Die Meta Description ist der erste kleine Text, was ein Nutzer in den SERPS sieht, wenn er einen Suchbe­griff eingibt. Er steht unter der Überschrift und beschreibt (mit Keyword!) den Inhalt der Seite. Er sollte inklusive Leerzeichen mindestens 80 und höchstens 140 Zeichen lang sein. Emojis können die Aufmerk­samkeit der Nutzer erhören, sollten aber eher sparsam verwendet werden.

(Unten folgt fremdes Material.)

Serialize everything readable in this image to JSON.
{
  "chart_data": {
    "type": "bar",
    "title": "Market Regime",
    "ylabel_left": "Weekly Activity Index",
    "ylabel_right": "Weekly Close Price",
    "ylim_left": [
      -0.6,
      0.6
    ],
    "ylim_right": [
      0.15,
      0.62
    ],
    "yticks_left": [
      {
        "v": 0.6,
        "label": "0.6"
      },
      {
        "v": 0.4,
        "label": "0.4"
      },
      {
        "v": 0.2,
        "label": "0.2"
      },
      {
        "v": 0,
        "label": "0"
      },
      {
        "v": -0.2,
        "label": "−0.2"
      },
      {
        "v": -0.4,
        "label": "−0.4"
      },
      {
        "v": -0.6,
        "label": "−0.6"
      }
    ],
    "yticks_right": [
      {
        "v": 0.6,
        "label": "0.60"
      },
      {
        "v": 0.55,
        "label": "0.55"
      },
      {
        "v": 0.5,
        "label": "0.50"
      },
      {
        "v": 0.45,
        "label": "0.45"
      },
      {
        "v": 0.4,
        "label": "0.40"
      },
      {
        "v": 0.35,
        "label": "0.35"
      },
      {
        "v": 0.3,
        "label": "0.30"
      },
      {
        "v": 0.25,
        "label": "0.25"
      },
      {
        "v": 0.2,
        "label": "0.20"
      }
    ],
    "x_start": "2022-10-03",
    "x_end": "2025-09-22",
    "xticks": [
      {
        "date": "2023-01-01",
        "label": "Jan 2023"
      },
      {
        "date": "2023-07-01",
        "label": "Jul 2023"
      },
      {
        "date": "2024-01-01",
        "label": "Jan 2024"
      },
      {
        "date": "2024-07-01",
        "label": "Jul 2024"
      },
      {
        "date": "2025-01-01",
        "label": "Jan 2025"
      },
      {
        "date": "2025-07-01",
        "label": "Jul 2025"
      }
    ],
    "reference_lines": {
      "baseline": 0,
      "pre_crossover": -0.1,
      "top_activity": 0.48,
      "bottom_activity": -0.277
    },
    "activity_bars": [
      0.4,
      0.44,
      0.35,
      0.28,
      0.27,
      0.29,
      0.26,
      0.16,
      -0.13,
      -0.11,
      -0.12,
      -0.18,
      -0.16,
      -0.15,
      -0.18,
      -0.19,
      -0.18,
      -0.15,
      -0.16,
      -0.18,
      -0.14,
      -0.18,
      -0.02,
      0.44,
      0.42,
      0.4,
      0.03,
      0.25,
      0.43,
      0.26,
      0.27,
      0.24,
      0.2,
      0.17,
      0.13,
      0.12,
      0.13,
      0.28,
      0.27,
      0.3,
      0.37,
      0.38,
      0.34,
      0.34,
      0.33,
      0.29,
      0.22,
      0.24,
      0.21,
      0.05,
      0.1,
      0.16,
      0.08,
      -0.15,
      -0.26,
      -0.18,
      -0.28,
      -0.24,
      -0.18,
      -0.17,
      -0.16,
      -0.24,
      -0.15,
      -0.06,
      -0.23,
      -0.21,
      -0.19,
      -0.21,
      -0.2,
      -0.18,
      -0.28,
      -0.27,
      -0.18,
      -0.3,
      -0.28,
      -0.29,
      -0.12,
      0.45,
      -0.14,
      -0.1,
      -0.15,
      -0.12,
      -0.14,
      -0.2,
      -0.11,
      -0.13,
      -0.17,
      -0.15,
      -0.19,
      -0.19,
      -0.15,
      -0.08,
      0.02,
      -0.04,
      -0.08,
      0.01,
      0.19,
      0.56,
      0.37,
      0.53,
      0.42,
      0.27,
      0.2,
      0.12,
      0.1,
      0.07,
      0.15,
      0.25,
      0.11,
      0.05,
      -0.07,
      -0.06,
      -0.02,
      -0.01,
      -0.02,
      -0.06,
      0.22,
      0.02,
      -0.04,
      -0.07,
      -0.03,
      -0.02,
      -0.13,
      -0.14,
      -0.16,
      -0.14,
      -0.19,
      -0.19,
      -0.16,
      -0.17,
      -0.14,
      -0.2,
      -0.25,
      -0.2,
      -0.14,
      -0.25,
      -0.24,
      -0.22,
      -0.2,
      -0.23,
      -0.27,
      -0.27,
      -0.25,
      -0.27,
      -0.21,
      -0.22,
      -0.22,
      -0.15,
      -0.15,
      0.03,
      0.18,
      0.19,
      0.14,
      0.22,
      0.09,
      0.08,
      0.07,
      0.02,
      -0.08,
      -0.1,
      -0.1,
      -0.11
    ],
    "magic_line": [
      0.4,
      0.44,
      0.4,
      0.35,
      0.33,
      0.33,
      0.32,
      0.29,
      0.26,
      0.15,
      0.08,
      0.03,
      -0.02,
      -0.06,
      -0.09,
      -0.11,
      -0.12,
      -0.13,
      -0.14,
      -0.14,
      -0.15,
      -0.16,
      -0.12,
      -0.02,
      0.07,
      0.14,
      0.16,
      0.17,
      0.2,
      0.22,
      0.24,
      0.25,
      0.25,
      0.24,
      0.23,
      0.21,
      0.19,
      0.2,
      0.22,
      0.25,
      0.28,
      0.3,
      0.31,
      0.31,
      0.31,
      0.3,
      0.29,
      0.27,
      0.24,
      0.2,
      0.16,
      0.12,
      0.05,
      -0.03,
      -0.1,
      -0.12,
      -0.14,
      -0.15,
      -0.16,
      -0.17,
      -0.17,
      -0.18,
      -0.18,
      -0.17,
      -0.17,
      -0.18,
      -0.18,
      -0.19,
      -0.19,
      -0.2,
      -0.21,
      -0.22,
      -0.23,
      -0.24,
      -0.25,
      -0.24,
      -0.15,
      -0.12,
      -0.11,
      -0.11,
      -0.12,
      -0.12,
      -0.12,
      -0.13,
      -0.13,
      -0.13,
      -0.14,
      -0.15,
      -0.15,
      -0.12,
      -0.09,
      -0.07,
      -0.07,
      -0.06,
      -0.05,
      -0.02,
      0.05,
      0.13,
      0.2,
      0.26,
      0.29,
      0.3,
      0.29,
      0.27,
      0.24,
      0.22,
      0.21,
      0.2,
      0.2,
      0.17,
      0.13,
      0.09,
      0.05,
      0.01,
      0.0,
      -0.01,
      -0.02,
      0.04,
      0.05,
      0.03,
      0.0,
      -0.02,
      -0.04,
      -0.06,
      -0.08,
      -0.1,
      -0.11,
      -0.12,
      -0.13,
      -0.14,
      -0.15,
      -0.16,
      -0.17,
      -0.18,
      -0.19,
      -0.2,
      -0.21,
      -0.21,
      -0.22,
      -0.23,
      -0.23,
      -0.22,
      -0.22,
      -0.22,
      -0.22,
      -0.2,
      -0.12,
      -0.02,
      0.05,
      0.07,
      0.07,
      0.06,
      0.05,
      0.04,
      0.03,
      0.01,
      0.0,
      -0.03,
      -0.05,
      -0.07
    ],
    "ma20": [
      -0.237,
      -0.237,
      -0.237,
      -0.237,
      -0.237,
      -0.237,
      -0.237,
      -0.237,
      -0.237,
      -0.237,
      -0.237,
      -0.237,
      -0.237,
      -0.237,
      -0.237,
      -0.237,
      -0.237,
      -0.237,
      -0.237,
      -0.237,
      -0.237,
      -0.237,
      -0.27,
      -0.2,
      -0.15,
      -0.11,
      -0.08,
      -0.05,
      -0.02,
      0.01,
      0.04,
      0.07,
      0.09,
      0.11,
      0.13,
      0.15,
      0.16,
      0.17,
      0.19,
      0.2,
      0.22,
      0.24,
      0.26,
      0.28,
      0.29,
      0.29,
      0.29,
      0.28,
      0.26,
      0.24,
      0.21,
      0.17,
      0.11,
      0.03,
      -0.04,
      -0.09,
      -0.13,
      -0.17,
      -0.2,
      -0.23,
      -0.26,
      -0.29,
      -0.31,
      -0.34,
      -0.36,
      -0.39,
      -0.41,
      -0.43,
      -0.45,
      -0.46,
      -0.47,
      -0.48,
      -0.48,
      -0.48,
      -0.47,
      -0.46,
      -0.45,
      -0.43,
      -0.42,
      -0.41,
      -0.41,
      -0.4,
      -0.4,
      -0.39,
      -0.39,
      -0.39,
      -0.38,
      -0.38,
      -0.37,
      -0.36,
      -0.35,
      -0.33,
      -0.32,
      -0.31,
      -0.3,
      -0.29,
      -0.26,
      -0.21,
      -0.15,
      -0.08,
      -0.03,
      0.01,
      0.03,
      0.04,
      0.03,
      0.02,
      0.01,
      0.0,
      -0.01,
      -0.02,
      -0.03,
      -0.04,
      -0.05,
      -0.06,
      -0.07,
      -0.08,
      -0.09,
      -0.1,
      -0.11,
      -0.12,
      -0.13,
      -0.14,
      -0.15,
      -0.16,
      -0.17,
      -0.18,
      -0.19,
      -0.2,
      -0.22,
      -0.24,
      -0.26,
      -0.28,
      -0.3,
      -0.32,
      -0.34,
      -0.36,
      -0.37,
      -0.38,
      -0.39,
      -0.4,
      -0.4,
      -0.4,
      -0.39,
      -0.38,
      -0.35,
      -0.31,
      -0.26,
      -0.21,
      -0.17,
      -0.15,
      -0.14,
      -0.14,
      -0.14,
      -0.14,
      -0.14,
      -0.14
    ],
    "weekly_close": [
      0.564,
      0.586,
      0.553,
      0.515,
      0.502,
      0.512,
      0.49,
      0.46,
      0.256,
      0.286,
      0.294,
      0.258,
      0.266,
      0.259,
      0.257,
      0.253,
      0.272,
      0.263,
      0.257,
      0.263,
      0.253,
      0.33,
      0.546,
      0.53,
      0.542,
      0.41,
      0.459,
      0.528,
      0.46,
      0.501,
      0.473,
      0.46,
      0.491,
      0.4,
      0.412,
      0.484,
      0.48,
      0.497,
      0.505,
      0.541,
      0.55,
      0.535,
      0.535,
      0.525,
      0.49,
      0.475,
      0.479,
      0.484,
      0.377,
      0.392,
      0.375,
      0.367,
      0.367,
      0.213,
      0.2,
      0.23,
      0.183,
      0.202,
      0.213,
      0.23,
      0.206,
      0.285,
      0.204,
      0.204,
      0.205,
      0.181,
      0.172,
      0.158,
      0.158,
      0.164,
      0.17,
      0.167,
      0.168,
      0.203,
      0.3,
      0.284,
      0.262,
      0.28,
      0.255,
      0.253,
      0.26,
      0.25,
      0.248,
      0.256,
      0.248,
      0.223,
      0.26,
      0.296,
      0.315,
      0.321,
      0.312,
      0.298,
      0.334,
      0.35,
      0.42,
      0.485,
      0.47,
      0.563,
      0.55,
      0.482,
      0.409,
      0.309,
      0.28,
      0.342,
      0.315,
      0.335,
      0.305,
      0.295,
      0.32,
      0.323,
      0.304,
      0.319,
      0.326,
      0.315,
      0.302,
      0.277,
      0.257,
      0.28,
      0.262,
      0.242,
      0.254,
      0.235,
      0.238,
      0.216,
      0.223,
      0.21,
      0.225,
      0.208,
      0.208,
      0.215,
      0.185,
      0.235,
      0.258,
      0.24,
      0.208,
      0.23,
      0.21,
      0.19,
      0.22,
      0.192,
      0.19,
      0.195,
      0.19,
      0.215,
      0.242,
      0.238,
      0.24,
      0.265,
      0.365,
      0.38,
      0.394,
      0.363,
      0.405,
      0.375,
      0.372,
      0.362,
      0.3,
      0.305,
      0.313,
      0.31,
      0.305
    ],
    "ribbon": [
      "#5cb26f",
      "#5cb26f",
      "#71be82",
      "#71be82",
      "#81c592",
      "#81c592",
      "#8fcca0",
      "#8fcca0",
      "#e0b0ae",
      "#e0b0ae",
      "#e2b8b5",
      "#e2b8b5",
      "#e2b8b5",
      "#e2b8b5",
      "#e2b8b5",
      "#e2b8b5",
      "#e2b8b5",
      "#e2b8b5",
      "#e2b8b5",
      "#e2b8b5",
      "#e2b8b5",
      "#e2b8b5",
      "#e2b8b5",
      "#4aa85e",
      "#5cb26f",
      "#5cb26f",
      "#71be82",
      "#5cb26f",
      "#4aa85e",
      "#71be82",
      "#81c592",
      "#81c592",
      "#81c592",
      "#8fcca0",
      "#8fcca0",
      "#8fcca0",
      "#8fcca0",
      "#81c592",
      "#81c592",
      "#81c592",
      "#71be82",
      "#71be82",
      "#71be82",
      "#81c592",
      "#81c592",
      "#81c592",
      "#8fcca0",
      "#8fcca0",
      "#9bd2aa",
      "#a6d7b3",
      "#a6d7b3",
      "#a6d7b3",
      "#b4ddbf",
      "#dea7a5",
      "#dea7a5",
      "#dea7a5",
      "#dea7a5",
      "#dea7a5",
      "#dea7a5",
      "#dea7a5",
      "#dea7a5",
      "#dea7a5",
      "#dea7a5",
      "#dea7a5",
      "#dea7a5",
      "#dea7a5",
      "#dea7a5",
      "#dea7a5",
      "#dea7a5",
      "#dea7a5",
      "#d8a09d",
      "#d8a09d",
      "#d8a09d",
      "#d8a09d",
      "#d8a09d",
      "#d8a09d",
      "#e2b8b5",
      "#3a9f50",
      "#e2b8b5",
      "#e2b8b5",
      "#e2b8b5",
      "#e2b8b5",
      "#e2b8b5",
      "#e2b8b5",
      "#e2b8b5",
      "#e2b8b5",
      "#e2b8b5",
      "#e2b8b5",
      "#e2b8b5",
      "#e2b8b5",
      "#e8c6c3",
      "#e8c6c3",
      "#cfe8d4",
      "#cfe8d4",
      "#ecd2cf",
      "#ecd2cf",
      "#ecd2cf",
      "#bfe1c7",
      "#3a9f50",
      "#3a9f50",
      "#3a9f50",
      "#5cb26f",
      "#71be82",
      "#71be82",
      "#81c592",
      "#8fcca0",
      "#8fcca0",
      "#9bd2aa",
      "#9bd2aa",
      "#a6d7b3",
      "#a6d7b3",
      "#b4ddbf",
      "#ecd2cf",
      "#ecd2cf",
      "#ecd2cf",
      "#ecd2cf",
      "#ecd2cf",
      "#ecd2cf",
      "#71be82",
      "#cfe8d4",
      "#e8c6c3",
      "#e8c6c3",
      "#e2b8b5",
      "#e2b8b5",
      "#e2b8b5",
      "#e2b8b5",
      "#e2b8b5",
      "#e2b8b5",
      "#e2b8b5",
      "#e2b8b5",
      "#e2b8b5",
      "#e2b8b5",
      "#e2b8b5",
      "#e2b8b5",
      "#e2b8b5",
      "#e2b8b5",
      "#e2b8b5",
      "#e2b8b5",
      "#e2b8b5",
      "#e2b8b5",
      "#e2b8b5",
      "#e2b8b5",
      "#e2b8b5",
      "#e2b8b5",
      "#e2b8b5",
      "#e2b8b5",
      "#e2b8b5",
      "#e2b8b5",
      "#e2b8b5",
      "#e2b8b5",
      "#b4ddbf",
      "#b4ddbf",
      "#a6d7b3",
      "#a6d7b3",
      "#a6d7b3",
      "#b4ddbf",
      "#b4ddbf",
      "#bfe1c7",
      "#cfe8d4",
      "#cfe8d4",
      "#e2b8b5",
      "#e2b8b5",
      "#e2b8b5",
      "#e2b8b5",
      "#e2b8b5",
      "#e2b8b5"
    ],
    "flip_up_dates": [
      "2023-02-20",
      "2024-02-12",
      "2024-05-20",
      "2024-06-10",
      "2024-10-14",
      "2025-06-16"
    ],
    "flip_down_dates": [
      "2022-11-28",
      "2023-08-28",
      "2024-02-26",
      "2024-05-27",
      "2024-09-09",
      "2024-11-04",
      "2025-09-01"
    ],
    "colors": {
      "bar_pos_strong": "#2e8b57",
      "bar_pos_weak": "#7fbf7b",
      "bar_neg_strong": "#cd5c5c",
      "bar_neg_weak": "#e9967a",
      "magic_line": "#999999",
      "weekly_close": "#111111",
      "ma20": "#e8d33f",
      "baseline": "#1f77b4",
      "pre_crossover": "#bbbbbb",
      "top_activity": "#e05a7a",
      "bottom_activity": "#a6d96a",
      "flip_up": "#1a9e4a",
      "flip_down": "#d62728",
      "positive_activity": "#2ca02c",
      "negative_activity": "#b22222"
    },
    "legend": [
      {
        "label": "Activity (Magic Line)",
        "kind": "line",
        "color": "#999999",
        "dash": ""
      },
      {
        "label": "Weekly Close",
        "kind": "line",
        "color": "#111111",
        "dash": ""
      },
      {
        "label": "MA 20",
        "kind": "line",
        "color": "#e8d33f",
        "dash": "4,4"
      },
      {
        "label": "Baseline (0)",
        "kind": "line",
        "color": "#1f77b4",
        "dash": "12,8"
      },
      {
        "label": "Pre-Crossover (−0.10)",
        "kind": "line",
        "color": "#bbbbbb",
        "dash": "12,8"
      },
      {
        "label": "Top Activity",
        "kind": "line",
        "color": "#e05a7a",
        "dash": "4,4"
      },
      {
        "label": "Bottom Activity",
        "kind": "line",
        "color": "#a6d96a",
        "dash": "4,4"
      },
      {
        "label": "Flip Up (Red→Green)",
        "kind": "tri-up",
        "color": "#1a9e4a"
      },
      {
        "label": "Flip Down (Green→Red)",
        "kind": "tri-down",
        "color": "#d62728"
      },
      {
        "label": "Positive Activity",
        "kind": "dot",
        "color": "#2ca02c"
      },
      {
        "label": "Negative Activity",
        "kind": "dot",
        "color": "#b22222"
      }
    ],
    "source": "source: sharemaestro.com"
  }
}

Phase 6: Interne Links nicht vergessen

Auch interne Links, die auf eine Seite unter deiner Domaine weiter­leiten, auf der das Thema der Haupt­seite beispiels­weise vertieft wird, gehören zur Onpage-Optimierung. Zu beachten ist dabei, dass:

  • der Link auf einer Seite unter­ge­bracht hat, die einen hohen Traffic aufweist (z.B. Homepage)
  • er nicht im Footer oder in der Sitebar deiner Seite steht, sondern wirklich im entspre­chenden Content
  • die Verlinkung nach Möglichkeit schon recht weit vorne im Text zu finden ist
  • eine Hervor­hebung den Link zum Beispiel durch Fettung, Unter­strei­chung oder farbliche Kennzeichnung erkennbar macht
  • der Ankertext nicht nur aus einem (Key-)Word besteht, sondern aus einem klaren Text, der sagt, wohin der Link führt
  • die Zielseite des Links etwas mit dem vorhan­denen Text zu tun hat
  • keine Konkurrenz zu vielen anderen internen Links auf der Seite entsteht

Phase 7: Viel Werbung ist gut – keine Werbung ist besser!

Werbe­an­zeigen oder Banner auf der Website können so manchen Besucher abschrecken. Die Folge: Er klickt zu einer anderen Seite weiter. Dadurch steigt deine Absprungrate (Bouncing-rate), und die Suchma­schinen stufen deine Seite herab. Am besten verzichtest du auf der Website ganz auf Werbung und sparst dir diese für gut gemachte Ads.

Phase 8: Auf dem Footer steht deine Website sicher

Der Footer, also der untere Rand deiner Webseite, eignet sich hervor­ragend, um die Onpage-Optimierung voran­zu­treiben. Zum einen kannst du auch hier wieder gute Links unter­bringen – zum Beispiel zur besseren Navigation innerhalb deiner gesamten Webpräsenz. Zum anderen gehören spätestens hier auch gewisse recht­liche Angaben hin. Hier ein paar Idee, wie du den Footer sinnvoll nutzen kannst:

  • Social Icons: Sie verlinken dich bezie­hungs­weise dein Unter­nehmen mit deinen Accounts in den sozialen Netzwerken.
  • Zahlungs­op­tionen: Gerade für ein Online­shops bietet sich der Footer hierfür an.
  • Über uns: Wer du bist, wer dein Unter­nehmen reprä­sen­tiert, das muss ja nicht unbedingt im Header stehen.
  • FAQ: Nutzer wollen heute Fragen beant­wortet bekommen, die sie selbst noch gar nicht gestellt haben. Ein prima Platz für die Weiter­leitung auf die FAQs ist der Footer.
  • Zerti­fikate: Oder auch Siegel, die das Gefühl von Sicherheit geben.
  • Impressum: Auch die Hinweise zum Daten­schutz und deine AGBs sind im Footer bestens untergebracht.
  • Kontakt­daten: Am ehesten gewinnst du das Vertrauen deiner User, wenn du von vornherein deine Telefon­nummer, E‑Mailadresse und Anschrift hier angibst. Einfach nur das Wörtchen „Kontakt“, das dann auf ein (kompli­ziertes) Formular verlinkt, wirkt oft abschreckend.